What I loved about this film the most was its structured storytelling, yet it still felt organic because each of the character involved was like a mouse trying to find the way out of a maze. Steven Soderbergh, the director, presented three main fronts: Michael Douglas as a judge who became a recent leader against drugs in America, unaware of the fact that his daughter (Erika Christensen) is becoming an addict (with Topher Grace as the friend/boyfriend); Benicio Del Toro as a cop trying to catch cocaine shipments in the Mexican border, only to realize later the thin line between an ally and an enemy; and Catharine Zeta-Jones as a housewife who must make a decision on whether or not to aid her recently arrested husband for distributing drugs under the eyes of two cops (Don Cheadle and Luis Guzman) who keep following her everywhere. Each of those vignettes were equally interesting so I was excited whenever the picture would jump from one to another. I also noticed Soderbergh’s excellent use of warm and cool colors. At first I thought whenever the cool colors appeared, it meant that we were seeing the story from a good guys’ perspective and the warm colors meant from the bad guys’. But I was proven wrong just as quickly that it wasn’t that simple because, whenever it came to drugs, the good guys must confront their inner demons and choose the difficult choices over the right choices.

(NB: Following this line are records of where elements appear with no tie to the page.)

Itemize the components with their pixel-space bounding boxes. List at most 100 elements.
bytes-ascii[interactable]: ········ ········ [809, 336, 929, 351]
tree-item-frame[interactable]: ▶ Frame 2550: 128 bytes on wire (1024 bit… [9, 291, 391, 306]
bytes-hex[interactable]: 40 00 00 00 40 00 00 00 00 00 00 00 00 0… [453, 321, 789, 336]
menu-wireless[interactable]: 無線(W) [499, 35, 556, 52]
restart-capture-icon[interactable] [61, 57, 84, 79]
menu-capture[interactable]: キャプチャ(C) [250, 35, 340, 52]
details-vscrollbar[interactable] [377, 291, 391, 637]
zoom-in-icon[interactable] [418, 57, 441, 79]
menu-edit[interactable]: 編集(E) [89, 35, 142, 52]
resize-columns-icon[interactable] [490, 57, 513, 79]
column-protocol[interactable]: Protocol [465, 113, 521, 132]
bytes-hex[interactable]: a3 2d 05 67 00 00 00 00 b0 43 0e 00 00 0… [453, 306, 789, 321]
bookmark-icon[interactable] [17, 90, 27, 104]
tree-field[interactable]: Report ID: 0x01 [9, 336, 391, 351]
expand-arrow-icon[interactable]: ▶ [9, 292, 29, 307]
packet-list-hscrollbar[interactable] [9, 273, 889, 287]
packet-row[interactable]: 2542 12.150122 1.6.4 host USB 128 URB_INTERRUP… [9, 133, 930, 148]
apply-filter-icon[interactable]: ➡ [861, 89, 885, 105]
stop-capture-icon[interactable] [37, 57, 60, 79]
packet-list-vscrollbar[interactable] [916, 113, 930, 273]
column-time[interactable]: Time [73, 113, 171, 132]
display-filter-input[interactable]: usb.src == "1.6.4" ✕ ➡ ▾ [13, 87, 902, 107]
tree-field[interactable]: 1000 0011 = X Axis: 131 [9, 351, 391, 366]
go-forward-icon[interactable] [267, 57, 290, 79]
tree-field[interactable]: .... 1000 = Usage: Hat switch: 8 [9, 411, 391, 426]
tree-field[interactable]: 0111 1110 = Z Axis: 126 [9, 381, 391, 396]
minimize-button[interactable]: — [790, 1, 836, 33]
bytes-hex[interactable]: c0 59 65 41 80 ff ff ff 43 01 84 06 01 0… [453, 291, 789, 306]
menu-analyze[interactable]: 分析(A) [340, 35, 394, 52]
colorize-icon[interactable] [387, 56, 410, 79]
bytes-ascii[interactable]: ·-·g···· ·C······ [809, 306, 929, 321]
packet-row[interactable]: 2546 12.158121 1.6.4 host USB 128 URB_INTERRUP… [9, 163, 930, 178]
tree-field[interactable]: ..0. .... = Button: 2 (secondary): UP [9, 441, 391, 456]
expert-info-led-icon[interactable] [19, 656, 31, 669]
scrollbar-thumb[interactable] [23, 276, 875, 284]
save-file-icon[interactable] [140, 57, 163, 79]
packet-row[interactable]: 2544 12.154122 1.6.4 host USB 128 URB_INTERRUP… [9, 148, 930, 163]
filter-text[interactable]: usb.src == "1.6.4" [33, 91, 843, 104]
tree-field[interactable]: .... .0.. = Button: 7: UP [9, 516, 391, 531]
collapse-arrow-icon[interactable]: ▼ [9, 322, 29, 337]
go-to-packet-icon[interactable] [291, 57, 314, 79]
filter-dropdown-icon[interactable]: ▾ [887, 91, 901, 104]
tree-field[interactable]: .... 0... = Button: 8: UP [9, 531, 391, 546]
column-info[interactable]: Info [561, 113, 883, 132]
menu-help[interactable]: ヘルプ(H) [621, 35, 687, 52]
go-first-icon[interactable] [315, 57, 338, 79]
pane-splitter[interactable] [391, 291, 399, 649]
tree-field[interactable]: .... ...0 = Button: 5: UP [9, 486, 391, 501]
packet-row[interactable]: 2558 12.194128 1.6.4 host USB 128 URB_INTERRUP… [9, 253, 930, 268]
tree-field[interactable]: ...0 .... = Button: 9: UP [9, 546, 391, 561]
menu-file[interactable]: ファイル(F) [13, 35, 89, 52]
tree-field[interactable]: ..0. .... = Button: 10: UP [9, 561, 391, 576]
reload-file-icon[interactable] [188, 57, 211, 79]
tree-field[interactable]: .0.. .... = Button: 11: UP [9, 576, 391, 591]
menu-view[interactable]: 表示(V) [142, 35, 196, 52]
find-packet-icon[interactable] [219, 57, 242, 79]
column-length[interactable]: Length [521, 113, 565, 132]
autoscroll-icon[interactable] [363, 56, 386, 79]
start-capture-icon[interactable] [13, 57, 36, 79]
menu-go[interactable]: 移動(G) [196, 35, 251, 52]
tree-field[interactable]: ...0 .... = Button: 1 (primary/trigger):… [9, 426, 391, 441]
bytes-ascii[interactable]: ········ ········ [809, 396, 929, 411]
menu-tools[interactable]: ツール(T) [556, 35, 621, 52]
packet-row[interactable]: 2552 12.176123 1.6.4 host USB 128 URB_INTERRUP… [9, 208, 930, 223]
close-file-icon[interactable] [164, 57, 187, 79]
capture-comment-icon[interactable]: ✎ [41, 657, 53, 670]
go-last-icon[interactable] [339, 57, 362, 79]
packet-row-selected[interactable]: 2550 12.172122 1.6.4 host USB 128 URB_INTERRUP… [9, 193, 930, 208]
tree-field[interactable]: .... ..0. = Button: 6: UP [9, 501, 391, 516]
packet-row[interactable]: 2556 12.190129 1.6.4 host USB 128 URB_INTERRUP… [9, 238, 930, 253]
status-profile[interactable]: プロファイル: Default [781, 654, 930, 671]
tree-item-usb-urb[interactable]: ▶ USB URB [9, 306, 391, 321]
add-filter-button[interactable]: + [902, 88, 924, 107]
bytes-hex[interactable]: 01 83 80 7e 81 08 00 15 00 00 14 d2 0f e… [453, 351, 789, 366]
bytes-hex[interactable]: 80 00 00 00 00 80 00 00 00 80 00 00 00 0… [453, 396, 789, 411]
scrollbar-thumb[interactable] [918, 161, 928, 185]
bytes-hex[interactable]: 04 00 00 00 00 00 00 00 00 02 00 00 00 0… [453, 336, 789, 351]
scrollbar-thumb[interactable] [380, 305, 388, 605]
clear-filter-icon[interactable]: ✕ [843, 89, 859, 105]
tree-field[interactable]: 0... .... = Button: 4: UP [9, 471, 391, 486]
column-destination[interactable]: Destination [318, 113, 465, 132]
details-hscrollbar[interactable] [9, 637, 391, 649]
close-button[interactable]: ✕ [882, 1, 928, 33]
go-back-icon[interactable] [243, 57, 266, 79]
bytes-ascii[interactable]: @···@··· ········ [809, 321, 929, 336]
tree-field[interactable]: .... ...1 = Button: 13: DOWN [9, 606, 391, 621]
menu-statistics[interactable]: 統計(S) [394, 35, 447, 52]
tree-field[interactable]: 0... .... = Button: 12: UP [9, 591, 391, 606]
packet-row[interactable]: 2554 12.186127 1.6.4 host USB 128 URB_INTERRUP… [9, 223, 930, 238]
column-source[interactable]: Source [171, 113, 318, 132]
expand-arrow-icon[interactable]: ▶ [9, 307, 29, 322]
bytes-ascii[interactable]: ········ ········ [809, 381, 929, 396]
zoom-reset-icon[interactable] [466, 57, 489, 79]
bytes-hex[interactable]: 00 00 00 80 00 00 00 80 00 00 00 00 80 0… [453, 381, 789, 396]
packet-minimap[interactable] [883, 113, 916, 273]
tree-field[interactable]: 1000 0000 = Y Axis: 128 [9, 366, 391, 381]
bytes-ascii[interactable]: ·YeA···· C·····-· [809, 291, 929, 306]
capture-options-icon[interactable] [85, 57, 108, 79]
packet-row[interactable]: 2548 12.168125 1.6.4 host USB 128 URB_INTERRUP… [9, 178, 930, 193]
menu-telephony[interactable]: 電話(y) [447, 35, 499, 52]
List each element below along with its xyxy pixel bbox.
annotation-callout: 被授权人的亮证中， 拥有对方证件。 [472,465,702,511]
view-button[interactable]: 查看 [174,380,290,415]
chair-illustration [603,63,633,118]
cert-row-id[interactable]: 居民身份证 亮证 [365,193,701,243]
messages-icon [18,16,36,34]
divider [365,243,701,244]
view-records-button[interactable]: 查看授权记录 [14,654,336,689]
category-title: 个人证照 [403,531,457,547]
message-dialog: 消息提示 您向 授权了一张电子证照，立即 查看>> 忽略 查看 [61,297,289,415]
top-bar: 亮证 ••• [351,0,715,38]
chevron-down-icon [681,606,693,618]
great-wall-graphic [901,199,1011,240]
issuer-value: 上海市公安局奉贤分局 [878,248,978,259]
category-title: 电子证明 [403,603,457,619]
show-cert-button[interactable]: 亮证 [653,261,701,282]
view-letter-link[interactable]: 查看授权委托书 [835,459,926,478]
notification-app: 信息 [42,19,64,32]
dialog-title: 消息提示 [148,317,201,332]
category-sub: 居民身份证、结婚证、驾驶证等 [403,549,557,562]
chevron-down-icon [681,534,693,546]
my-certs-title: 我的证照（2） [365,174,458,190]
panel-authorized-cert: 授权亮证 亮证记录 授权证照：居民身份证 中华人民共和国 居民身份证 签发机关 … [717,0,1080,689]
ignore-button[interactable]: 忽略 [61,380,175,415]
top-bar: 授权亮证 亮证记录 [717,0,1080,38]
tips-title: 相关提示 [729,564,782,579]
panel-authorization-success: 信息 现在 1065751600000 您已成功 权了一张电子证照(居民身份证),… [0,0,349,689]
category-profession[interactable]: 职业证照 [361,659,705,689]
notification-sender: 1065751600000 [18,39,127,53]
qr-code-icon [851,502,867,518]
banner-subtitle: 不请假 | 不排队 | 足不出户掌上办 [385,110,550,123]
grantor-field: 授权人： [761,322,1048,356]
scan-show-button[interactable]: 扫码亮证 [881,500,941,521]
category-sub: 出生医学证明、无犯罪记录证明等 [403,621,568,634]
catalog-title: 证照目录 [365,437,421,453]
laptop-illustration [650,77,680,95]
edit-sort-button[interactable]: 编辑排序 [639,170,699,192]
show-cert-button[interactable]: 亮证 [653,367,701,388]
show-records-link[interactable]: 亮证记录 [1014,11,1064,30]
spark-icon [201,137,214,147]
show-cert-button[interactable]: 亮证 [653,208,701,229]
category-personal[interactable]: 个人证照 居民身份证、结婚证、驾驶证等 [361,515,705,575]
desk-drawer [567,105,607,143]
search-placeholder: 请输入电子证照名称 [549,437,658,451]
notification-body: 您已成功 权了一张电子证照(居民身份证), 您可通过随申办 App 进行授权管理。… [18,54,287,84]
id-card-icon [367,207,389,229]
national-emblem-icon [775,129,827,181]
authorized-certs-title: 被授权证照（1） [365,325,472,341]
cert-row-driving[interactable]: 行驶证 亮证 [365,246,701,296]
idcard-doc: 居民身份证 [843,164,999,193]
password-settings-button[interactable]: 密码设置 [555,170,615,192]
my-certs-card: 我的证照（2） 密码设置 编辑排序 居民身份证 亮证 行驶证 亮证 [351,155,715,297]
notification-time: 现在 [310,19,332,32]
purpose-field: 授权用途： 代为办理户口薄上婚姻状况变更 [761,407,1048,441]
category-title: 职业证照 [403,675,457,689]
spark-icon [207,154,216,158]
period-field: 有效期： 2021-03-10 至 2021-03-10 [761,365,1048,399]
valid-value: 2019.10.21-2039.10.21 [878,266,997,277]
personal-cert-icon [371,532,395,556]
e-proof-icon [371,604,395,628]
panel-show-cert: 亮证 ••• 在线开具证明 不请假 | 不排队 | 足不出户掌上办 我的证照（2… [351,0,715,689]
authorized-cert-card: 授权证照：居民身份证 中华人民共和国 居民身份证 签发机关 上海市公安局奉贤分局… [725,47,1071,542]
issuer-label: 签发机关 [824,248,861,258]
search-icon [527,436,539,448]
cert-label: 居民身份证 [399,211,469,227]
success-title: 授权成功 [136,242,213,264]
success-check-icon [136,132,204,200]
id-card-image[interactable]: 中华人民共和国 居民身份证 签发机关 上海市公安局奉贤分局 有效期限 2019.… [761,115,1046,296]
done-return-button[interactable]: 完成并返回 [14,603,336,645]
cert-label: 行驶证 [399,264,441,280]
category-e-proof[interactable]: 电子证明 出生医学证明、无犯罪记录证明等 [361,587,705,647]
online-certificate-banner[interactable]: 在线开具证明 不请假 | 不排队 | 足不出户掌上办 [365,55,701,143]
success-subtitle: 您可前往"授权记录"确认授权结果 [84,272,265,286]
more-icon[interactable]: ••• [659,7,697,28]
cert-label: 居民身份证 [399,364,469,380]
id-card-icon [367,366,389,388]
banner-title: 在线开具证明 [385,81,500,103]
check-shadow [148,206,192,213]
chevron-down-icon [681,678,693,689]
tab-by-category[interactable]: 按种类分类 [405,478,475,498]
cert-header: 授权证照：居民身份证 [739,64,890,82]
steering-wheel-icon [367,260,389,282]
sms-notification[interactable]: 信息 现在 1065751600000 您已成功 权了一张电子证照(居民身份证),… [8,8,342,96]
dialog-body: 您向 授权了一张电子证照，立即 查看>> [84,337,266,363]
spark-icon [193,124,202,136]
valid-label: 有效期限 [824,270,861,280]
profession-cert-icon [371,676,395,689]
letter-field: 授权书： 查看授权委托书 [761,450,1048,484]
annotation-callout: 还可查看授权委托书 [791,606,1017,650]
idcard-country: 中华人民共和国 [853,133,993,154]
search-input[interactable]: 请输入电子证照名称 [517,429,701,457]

The moral implications of each characters’ decisions kept piling up to the point where I was somewhat overwhelmed (in a good way) and it was hard for me to root for anyone for that matter. There’s a sense of realism about these characters and I was impressed because most pictures I’ve seen about drugs themselves or the war on drugs mostly involve crooked cops and gun-wielding, savvy-talking gangsters. In here, Soderbergh let his characters be actual people and there was a certain unpredictability to it. I think with another viewing in the future, I’ll come to love this film that much more. Although there may have been some things that I didn’t understand, such as some of the legal concepts and the intricacies among the hierarchy of drug bosses and henchmen, I can admit that this was a rich, extremely layered picture worth viewing at least once.